Entrepreneurs should do their homework prior to speaking with investors, and acknowledge their competitors' strengths.
Tip: Do a basic Google search to find competitors. Be honest and practice humility.
#2 Lone Rangers
Fifty percent of investors surveyed stated that entrepreneurs who failed to assess their skills properly were cause for concern.
Rachel Sheinbein, Venture Partner at CMEA Capital and board member of Arcadia Biosciences, Contour Energy Systems, (Observer) and Solaria Corporation, expanded "A good entrepreneur will bring in expertise when he or she doesn't have all the answers."

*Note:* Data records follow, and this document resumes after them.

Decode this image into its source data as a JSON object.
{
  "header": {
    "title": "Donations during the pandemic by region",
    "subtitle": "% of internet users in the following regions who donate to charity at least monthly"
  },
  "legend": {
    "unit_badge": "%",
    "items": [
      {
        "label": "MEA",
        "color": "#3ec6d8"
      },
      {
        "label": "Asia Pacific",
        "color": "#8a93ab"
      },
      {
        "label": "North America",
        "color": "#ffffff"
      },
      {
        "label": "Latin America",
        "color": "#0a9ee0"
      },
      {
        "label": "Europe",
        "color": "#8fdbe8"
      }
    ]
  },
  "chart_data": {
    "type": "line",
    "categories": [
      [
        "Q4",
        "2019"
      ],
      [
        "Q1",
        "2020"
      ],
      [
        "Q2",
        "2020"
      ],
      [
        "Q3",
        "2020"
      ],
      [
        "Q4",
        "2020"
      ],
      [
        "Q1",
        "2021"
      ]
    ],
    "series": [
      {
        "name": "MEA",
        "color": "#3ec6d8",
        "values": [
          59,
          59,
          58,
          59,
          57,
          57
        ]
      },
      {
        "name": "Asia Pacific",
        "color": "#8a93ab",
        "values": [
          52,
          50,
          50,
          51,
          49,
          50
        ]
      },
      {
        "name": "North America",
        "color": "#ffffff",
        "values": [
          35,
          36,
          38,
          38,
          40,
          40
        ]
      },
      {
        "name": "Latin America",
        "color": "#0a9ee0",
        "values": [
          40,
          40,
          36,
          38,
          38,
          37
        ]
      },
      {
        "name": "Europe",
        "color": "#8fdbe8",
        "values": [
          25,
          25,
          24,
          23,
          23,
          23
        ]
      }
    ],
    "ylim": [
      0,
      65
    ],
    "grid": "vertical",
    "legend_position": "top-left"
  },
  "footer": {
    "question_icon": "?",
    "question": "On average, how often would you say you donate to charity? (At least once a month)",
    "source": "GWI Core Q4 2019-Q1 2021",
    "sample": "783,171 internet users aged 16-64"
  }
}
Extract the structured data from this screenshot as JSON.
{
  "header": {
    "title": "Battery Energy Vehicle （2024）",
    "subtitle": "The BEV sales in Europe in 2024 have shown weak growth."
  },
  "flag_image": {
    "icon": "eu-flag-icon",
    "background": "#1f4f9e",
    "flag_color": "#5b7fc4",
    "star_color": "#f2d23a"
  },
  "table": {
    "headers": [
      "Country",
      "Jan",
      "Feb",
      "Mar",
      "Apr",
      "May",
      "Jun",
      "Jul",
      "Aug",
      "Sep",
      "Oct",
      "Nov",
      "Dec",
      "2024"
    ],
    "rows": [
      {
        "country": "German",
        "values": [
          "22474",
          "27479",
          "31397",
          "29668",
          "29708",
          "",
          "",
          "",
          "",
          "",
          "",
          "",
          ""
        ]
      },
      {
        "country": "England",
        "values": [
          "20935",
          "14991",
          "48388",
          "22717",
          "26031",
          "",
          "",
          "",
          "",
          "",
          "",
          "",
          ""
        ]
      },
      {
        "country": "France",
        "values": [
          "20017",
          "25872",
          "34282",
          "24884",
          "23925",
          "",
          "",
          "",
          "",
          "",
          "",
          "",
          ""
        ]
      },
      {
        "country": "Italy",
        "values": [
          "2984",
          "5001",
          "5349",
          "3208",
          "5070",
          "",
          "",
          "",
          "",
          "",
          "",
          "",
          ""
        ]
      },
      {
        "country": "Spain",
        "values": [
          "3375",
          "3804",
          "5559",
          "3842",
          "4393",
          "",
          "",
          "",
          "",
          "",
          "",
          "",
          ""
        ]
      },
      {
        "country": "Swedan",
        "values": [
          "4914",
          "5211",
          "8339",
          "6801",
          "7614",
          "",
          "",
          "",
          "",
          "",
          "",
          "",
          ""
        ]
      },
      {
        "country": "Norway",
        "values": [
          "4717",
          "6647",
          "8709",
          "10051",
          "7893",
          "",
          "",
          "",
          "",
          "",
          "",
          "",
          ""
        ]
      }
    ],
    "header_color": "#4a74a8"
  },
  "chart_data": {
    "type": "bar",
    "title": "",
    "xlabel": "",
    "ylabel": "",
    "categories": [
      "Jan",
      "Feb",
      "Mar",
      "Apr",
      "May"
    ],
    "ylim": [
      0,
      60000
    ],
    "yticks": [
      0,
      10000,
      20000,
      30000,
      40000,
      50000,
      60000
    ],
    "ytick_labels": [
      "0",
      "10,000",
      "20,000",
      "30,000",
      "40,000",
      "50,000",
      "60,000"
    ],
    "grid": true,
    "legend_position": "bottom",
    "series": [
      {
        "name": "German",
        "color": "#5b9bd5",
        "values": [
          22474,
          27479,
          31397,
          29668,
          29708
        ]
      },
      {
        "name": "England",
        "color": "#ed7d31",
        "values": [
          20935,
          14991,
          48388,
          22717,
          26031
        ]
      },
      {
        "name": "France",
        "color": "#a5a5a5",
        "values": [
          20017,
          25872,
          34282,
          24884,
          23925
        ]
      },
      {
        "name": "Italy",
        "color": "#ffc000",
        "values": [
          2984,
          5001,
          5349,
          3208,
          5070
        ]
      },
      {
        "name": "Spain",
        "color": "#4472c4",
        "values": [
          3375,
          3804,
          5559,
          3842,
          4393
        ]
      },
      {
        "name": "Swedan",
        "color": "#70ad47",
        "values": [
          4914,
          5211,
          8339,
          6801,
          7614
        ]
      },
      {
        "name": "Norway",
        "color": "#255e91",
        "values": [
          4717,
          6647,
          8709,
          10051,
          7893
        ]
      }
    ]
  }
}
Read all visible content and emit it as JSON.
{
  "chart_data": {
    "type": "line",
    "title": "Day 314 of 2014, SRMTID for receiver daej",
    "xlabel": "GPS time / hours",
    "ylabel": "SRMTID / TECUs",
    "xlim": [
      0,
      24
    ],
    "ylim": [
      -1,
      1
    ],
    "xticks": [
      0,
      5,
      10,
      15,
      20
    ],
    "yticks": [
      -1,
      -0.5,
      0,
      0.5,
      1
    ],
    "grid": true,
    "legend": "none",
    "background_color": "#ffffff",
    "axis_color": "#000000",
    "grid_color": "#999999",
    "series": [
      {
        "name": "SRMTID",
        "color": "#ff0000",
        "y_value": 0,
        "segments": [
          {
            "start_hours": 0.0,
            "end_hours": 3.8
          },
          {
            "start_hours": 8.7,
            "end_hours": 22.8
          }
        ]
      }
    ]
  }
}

Entrepreneurs should know what they don't know. Nobody expects you to know everything. Being vague or flat out denying weaknesses sends the wrong message.
Tip: Be clear about your strengths and weaknesses and be willing to resolve deficiencies.
#1 Financially Challenged
Over 70 percent of investors surveyed stated that entrepreneurs who could not answer basic questions about their business models, financials, or metrics lost their interest.
Shomit Ghose, a Partner at ONSET Ventures where he led investments in Adara, Gridstore, Netseer, Pancetera (acquired by Quantum), Sentilla and Truviso (acquired by Cisco), elaborated, "Silicon Valley is successful not because it's better at creating disruptive technology than anywhere else, but because it's better at creating disruptive business models."
Entrepreneurs should focus on articulating their business model. If you want to win over investors, be prepared to speak about applicable metrics:
Average revenue per user (ARPU) -- revenue generated per each user
Daily active users (DAU)/monthly active users (MAU) -- percent of daily visitors
Conversion rate -- percent of users who convert to paid
Churn rate -- percent of users who cancel or unsubscribe
Retention rate -- percent of users who are retained (inverse of churn)
Lifetime value -- revenue generated during life of client (annualized is best)
Customer acquisition cost -- cost to acquire each customer.
Tip: All entrepreneurs should focus on building a simple financial model to display revenues, expenses, cash levels, and key metrics.